- Der Prozess gegen den prominentesten Bürgerrechtler Chinas, Pu Zhiqiang, beginnt.
- Peking klagt ihn wegen sieben Kommentaren bei einem Kurznachrichtendienst an.
- Nach Angaben seiner Anwälte drohen Pu bis zu acht Jahre Haft. Menschenrechtler im Ausland sprechen von “Willkürjustiz”.
Es ist leicht, den Überblick zu verlieren angesichts der Vielzahl an Gerichtsverfahren, mit denen Chinas Kommunistische Partei sich seit einiger Zeit ihrer Kritiker entledigt – aber an diesem Montag lohnt sich der Blick nach Peking. Dann steht der prominenteste von Chinas Bürgerrechtsanwälten vor Gericht: Pu Zhiqiang, ein Bär von einem Mann, der noch vor ein paar Jahren auch von manchem chinesischen Medium als Volksheld gefeiert wurde.
Und auch die Anklage ist bemerkenswert. Pu drohen nach Angaben seiner Anwälte bis zu acht Jahren Haft.
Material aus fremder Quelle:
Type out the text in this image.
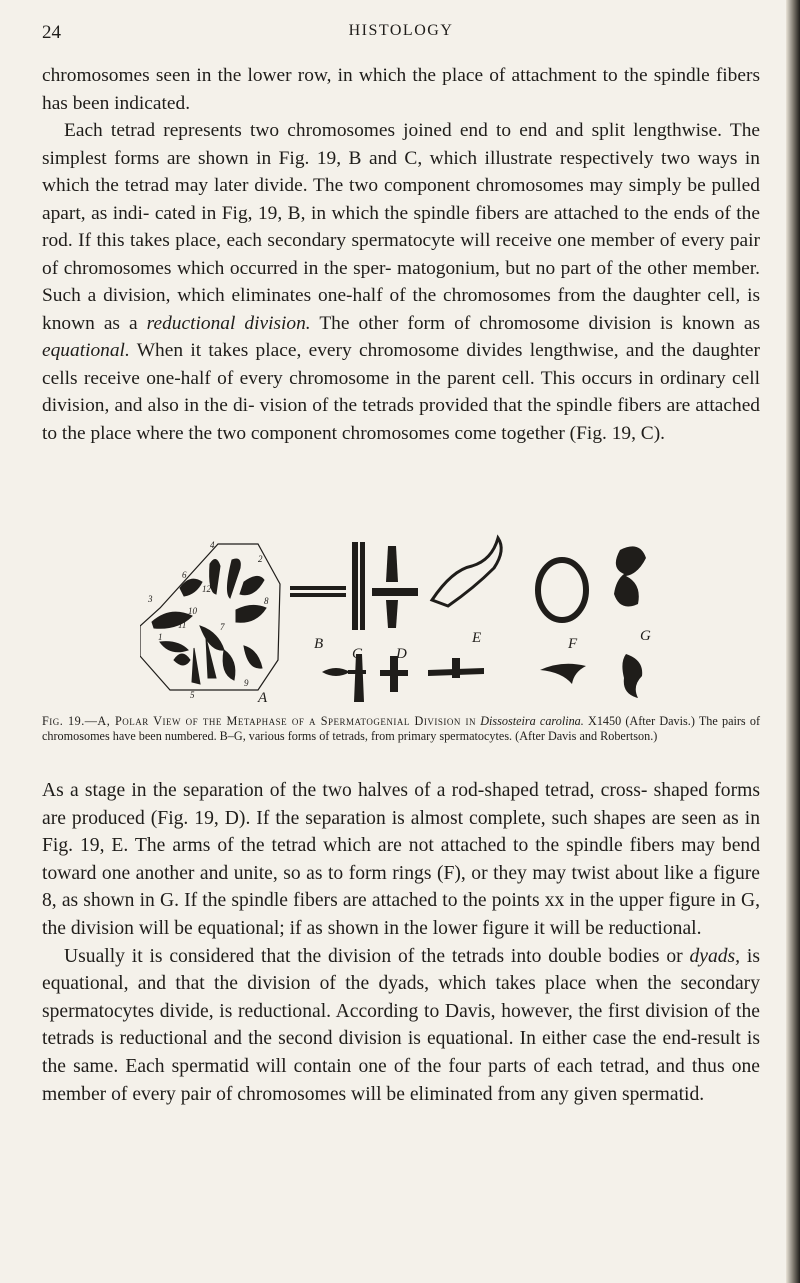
24	HISTOLOGY

chromosomes seen in the lower row, in which the place of attachment to the spindle fibers has been indicated.

Each tetrad represents two chromosomes joined end to end and split lengthwise. The simplest forms are shown in Fig. 19, B and C, which illustrate respectively two ways in which the tetrad may later divide. The two component chromosomes may simply be pulled apart, as indi- cated in Fig, 19, B, in which the spindle fibers are attached to the ends of the rod. If this takes place, each secondary spermatocyte will receive one member of every pair of chromosomes which occurred in the sper- matogonium, but no part of the other member. Such a division, which eliminates one-half of the chromosomes from the daughter cell, is known as a reductional division. The other form of chromosome division is known as equational. When it takes place, every chromosome divides lengthwise, and the daughter cells receive one-half of every chromosome in the parent cell. This occurs in ordinary cell division, and also in the di- vision of the tetrads provided that the spindle fibers are attached to the place where the two component chromosomes come together (Fig. 19, C).

A
3
1
4
2
6
12
10
11	7
8
9
5
B
C D
E	F	G
Fig. 19.—A, Polar View of the Metaphase of a Spermatogenial Division in Dissosteira carolina. X1450 (After Davis.) The pairs of chromosomes have been numbered. B–G, various forms of tetrads, from primary spermatocytes. (After Davis and Robertson.)

As a stage in the separation of the two halves of a rod-shaped tetrad, cross- shaped forms are produced (Fig. 19, D). If the separation is almost complete, such shapes are seen as in Fig. 19, E. The arms of the tetrad which are not attached to the spindle fibers may bend toward one another and unite, so as to form rings (F), or they may twist about like a figure 8, as shown in G. If the spindle fibers are attached to the points xx in the upper figure in G, the division will be equational; if as shown in the lower figure it will be reductional.

Usually it is considered that the division of the tetrads into double bodies or dyads, is equational, and that the division of the dyads, which takes place when the secondary spermatocytes divide, is reductional. According to Davis, however, the first division of the tetrads is reductional and the second division is equational. In either case the end-result is the same. Each spermatid will contain one of the four parts of each tetrad, and thus one member of every pair of chromosomes will be eliminated from any given spermatid.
Dabei sind die einzigen Beweismittel der Staatsanwalt sieben Kommentare Pus auf dem Mikrobloggingdienst Weibo, Chinas Gegenstück zu Twitter.
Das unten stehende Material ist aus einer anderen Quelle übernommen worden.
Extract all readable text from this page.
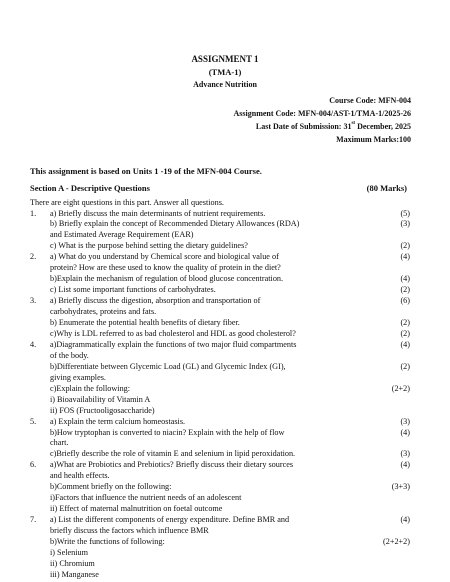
ASSIGNMENT 1
(TMA-1)
Advance Nutrition
Course Code: MFN-004
Assignment Code: MFN-004/AST-1/TMA-1/2025-26
Last Date of Submission: 31st December, 2025
Maximum Marks:100
This assignment is based on Units 1 -19 of the MFN-004 Course.
Section A - Descriptive Questions	(80 Marks)
There are eight questions in this part. Answer all questions.
1. a) Briefly discuss the main determinants of nutrient requirements.	(5)
b) Briefly explain the concept of Recommended Dietary Allowances (RDA)	(3)
and Estimated Average Requirement (EAR)
c) What is the purpose behind setting the dietary guidelines?	(2)
2. a) What do you understand by Chemical score and biological value of	(4)
protein? How are these used to know the quality of protein in the diet?
b)Explain the mechanism of regulation of blood glucose concentration.	(4)
c) List some important functions of carbohydrates.	(2)
3. a) Briefly discuss the digestion, absorption and transportation of	(6)
carbohydrates, proteins and fats.
b) Enumerate the potential health benefits of dietary fiber.	(2)
c)Why is LDL referred to as bad cholesterol and HDL as good cholesterol?	(2)
4. a)Diagrammatically explain the functions of two major fluid compartments	(4)
of the body.
b)Differentiate between Glycemic Load (GL) and Glycemic Index (GI),	(2)
giving examples.
c)Explain the following:	(2+2)
i) Bioavailability of Vitamin A
ii) FOS (Fructooligosaccharide)
5. a) Explain the term calcium homeostasis.	(3)
b)How tryptophan is converted to niacin? Explain with the help of flow	(4)
chart.
c)Briefly describe the role of vitamin E and selenium in lipid peroxidation.	(3)
6. a)What are Probiotics and Prebiotics? Briefly discuss their dietary sources	(4)
and health effects.
b)Comment briefly on the following:	(3+3)
i)Factors that influence the nutrient needs of an adolescent
ii) Effect of maternal malnutrition on foetal outcome
7. a) List the different components of energy expenditure. Define BMR and	(4)
briefly discuss the factors which influence BMR
b)Write the functions of following:	(2+2+2)
i) Selenium
ii) Chromium
iii) Manganese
Unter all den Bürgerrechtsanwälten, die sich in China in den letzten ein, zwei Jahrzehnten gewisse Freiräume erstritten hatten, war Pu Zhiqiang vielleicht der streitlustigste. Dabei bewegte er sich stets innerhalb des Rahmens der chinesischen Gesetze.
Den Künstler Ai Weiwei verteidigte Pu ebenso wie einfache Bürger, die unschuldig im Umerziehungslager landeten oder deren Häuser von korrupten Funktionären beschlagnahmt worden waren, auch verfolgte Tibeter und Uiguren (Uyghuren) gehörten zu seinen Klienten. Die Abschaffung der Umerziehungslager war eines seiner großen Themen. Als die Regierung die Lager – ein Erbe Mao Zedongs – 2013 tatsächlich auflöste, da feierte er das auch als seinen persönlichen Sieg.
Seit 19 Monaten ist er bereits in Haft – ohne Verfahren
Eine gewisse Sturheit zeichnete ihn aus: “Ich beuge mich nicht leicht, was ich für richtig halte, das ziehe ich durch”, sagte er der Süddeutschen Zeitung in einem Interview vor seiner Verhaftung. “Wenn die Gesellschaft sich ändert, dann durch unsere Bemühungen.” Er scheute sich nie, auch die Öffentlichkeit in seine Arbeit mit einzubeziehen: Als Weibo 2009 gegründet wurde, da hatte er sein Medium gefunden: Scharfzüngig und nicht selten sarkastisch kommentierte er Alltag und Politik in China, hatte schnell Hunderttausende von Followern.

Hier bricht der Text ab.